What I Know Now?
By Alexandra Daignault
As an English major, with a minor in Indigenous Studies, I had spent very little time in the Bissett School of Business, never venturing to the upper floors. For those of you who are unfamiliar with the Mount Royal Campus, the Arts building and the Business building stand on opposite sides of the main building. Slate, a collaborative workspace for students, is situated on the top floor of the Bissett School of Business, and is somewhat hidden away.
The first time I met Ray DePaul, Director of the Institute for Innovation and Entrepreneurship, I was sitting in Slate admiring the fancy desks and soft chairs. I had never been to this room before, despite being in my fourth year of University. Unlike collaborative study spaces I had encountered before, this room was exceptionally well equipped with everything you might need for a really good ideation session. Sitting there, in this room full of students who seemed to have it all together, I felt completely out of place. Why was I here? What could I even bring to this space? Who did I think I was to march in here with my big hair and bigger ideas? All of these questions played across my mind as I looked at the posters of past launchpad participants.
As a student, I have sometimes felt stuck. Much of my degree up until this point had been spent pouring overly theoretical texts, writing papers, and thinking critically about the world around me. However, with the exception of my community service learning courses, there had been little emphasis on how I could apply theory to the work I hoped to do outside of academic spaces. I never considered myself an entrepreneur, finding it easier to inhabit terms like community activist. Little did I know that there was a place on campus that helped students grow something tangible from the theoretical; and that I was about to shift my whole perspective on the radical, transformative power of activist projects.
I had begun the initial process of building my current business, Solidariteas, a Calgary based social justice tea company, when my business partner suggested that we meet with Ray. I had no real idea who he was, or what the Institute did. Over the course of a half hour, we discussed conscious consumerism and the transformative power of strong product. Our mission, as a company, was to bring awareness to missing and murdered Indigenous women in Canada, providing an easily accessible act of activism to consumers.
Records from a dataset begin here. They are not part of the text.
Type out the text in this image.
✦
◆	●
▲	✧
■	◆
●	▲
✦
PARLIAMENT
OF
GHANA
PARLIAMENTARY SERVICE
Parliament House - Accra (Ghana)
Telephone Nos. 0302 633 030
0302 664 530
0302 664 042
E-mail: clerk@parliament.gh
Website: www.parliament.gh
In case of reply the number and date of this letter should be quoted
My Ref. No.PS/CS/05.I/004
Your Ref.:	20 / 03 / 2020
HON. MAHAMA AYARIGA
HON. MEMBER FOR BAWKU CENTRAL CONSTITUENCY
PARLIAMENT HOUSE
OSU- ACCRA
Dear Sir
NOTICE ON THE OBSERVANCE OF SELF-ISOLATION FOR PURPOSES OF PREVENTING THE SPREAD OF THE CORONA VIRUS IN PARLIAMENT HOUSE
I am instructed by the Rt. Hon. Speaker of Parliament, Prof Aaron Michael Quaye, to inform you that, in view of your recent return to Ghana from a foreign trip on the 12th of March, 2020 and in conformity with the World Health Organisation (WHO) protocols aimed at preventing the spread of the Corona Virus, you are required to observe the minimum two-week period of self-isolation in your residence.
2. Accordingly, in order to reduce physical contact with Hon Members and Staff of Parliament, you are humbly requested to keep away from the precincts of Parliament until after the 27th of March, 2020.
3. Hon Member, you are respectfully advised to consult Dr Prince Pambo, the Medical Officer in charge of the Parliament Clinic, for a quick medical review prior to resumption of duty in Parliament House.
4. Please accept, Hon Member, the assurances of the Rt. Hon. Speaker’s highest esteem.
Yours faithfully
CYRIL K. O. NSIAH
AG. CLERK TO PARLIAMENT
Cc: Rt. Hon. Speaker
I learned that yes, in fact, English and entrepreneurship can go hand in hand. The conversation with Ray both challenged and inspired me, pushing me to work harder and do more; since then, I have grown so much. I have learned that really no discipline or course of study can truly prepare you for starting your own venture. It really is a kick in the pants, and is probably the best thing anyone could ever do.
The Launchpad Accelerator Course brings together a cohort of emerging entrepreneurs, all working at different stages of their businesses. The cohort is varied, and no two ideas are the same. Through the work of my contemporaries, I have learned how to market, how to run product tests, and perhaps most importantly how to pivot or change direction! As a relatively inexperienced entrepreneur, there is something really special about having a support network around you while you lay the foundation for your projects. Being critiqued by such a small group of peers is something both challenging and rewarding. It is a delicious experience to have your ideas pushed, prodded, validated, and sometimes crushed. You become close quickly, drawing on each other for feedback and support. In this way, a strong bond of community formed, transcending academic discipline.
I feel stronger as a person, and as the founder of business, knowing that I have a profound network of support, both inside and outside academic spaces. Everyday I am inspired by the people around me. Their initiatives, projects, and voices push and support me. So, what do I know now? If I could go back to that very first meeting, I would tell myself that yes, I absolutely belong here; because, to be an entrepreneur is to be a creative thinker, a bridge builder, occupying many spaces as at once. Someone once told me that the strongest projects are collaborative and interdisciplinary. I have come to really internalize this notion. I am thankful to be an English Major, to have taken Indigenous Studies, and now to be part of MRU’s entrepreneurship community. I truly believe that together we are stronger, and as a community we have an impact.